Reprenons : la commission considère que le lien entre les Français de l’étranger et leurs élus est trop ténu. Dont acte. C’est, je le crois, une idée largement acceptée surtout parmi les expatriés comme moi. C’est d’ailleurs pour cela que des députés représentants les Français de l’étranger ont été instaurés : il s’agissait notamment de rapprocher nos compatriotes vivant hors de France et leurs représentants.

Et c’est sur cela que la commission Jospin propose de revenir : elle constate le mal, constate qu’un remède y a été apporté, mais décide par principe de ne pas continuer le traitement et de déclarer le patient incurable. On a connu des raisonnements plus logiques.

A l’étranger, les Français s’organisent en réseau

Au fond, la commission n’a pas perçu trois éléments pourtant fondamentaux.
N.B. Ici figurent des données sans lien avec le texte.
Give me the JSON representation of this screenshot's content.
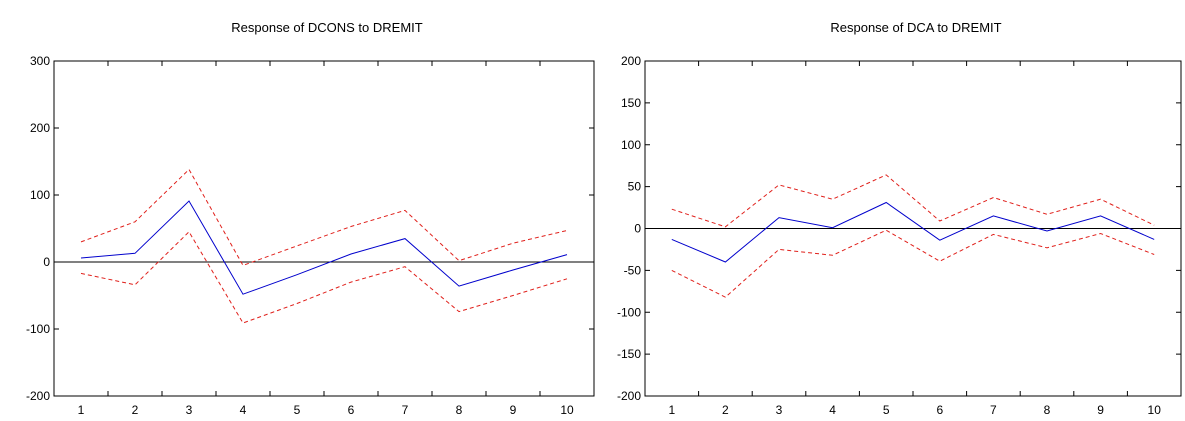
{
  "chart_data": [
    {
      "type": "line",
      "title": "Response of DCONS to DREMIT",
      "xlabel": "",
      "ylabel": "",
      "categories": [
        "1",
        "2",
        "3",
        "4",
        "5",
        "6",
        "7",
        "8",
        "9",
        "10"
      ],
      "ylim": [
        -200,
        300
      ],
      "yticks": [
        -200,
        -100,
        0,
        100,
        200,
        300
      ],
      "zero_line": true,
      "grid": false,
      "series": [
        {
          "role": "response",
          "style": "solid",
          "color": "#0000cc",
          "values": [
            6,
            13,
            91,
            -48,
            -19,
            12,
            35,
            -36,
            -12,
            11
          ]
        },
        {
          "role": "upper",
          "style": "dashed",
          "color": "#e0201b",
          "values": [
            30,
            60,
            138,
            -5,
            24,
            53,
            77,
            2,
            28,
            47
          ]
        },
        {
          "role": "lower",
          "style": "dashed",
          "color": "#e0201b",
          "values": [
            -17,
            -34,
            45,
            -91,
            -62,
            -30,
            -7,
            -74,
            -50,
            -25
          ]
        }
      ]
    },
    {
      "type": "line",
      "title": "Response of DCA to DREMIT",
      "xlabel": "",
      "ylabel": "",
      "categories": [
        "1",
        "2",
        "3",
        "4",
        "5",
        "6",
        "7",
        "8",
        "9",
        "10"
      ],
      "ylim": [
        -200,
        200
      ],
      "yticks": [
        -200,
        -150,
        -100,
        -50,
        0,
        50,
        100,
        150,
        200
      ],
      "zero_line": true,
      "grid": false,
      "series": [
        {
          "role": "response",
          "style": "solid",
          "color": "#0000cc",
          "values": [
            -13,
            -40,
            13,
            1,
            31,
            -14,
            15,
            -3,
            15,
            -13
          ]
        },
        {
          "role": "upper",
          "style": "dashed",
          "color": "#e0201b",
          "values": [
            23,
            2,
            52,
            35,
            64,
            9,
            37,
            17,
            35,
            4
          ]
        },
        {
          "role": "lower",
          "style": "dashed",
          "color": "#e0201b",
          "values": [
            -50,
            -82,
            -25,
            -32,
            -2,
            -39,
            -7,
            -23,
            -6,
            -31
          ]
        }
      ]
    }
  ]
}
  • Premièrement, la victoire de candidats de gauche dans huit circonscriptions qui avaient été découpées soigneusement pour les candidats de droite montre que déjà avant l’élection, les candidats ont su trouver les moyens de créer des liens forts avec des électeurs qui ont été sensibles à des campagnes de proximité. Ce qui laisse supposer que les électeurs ont fait des choix plus complexes que des choix basés sur la simple appartenance politique des candidats.
  • Deuxièmement, la notion de superficie ne peut suffire à comparer de manière pertinente circonscription sur le sol français et circonscription à l’étranger. A l’étranger, les Français tendent à s’organiser en un réseau qui a ses lieux de rencontre. Comment ignorer le fourmillement des associations, d’abord les antennes locales des deux associations reconnues d’utilité publique, l’Union des Français de l’étranger (UFE) et ADFE-Français du Monde, mais aussi les associations d’accueil ou les chambres de commerce. Ainsi, j’ai la chance d’avoir une quantité et une qualité de rencontres avec ceux que je représente qui sont au moins aussi bonnes que celle d’un député « de métropole ».
  • Troisièmement, le renouveau des liens entre notre pays et ceux des « Français du monde » est un enjeu clé pour l’avenir. Pouvoir s’appuyer sur leurs expériences, leur connaissance des pays où ils vivent et leur créativité devra aussi être un levier du redressement de la France.

Mille fois oui à un débat

Alors, certes, le faible taux de participation aux élections législatives de juin 2012 est sans nul doute un problème. Mais quoi de mieux pour renforcer l’abstention que de passer à la proportionnelle, sur des listes couvrant soit toute l’Europe, soit la moitié du monde ? Ce serait définitivement enterrer le projet de rapprocher la France de ses expatriés.

Alors oui à la proposition de la commission Jospin de réfléchir à un redécoupage des circonscriptions pour les rendre plus cohérentes. Oui, mille fois oui, à un débat sur la représentation des Français de l’étranger. Mais non à une réforme constitutionnellement contestable qui prive les seuls Français de l’étranger d’élire un député au scrutin uninominal majoritaire.

Les propositions d’une commission d’experts ne sont que des bases de travail pour le gouvernement et les parlementaires. Je souhaite que s’ouvre un large débat sur la représentation des Français établis hors de France et, en tant que députée et secrétaire nationale du PS chargée des Français de l’étranger, je serai là pour garantir que la voix des principaux intéressés n’y est pas oubliée.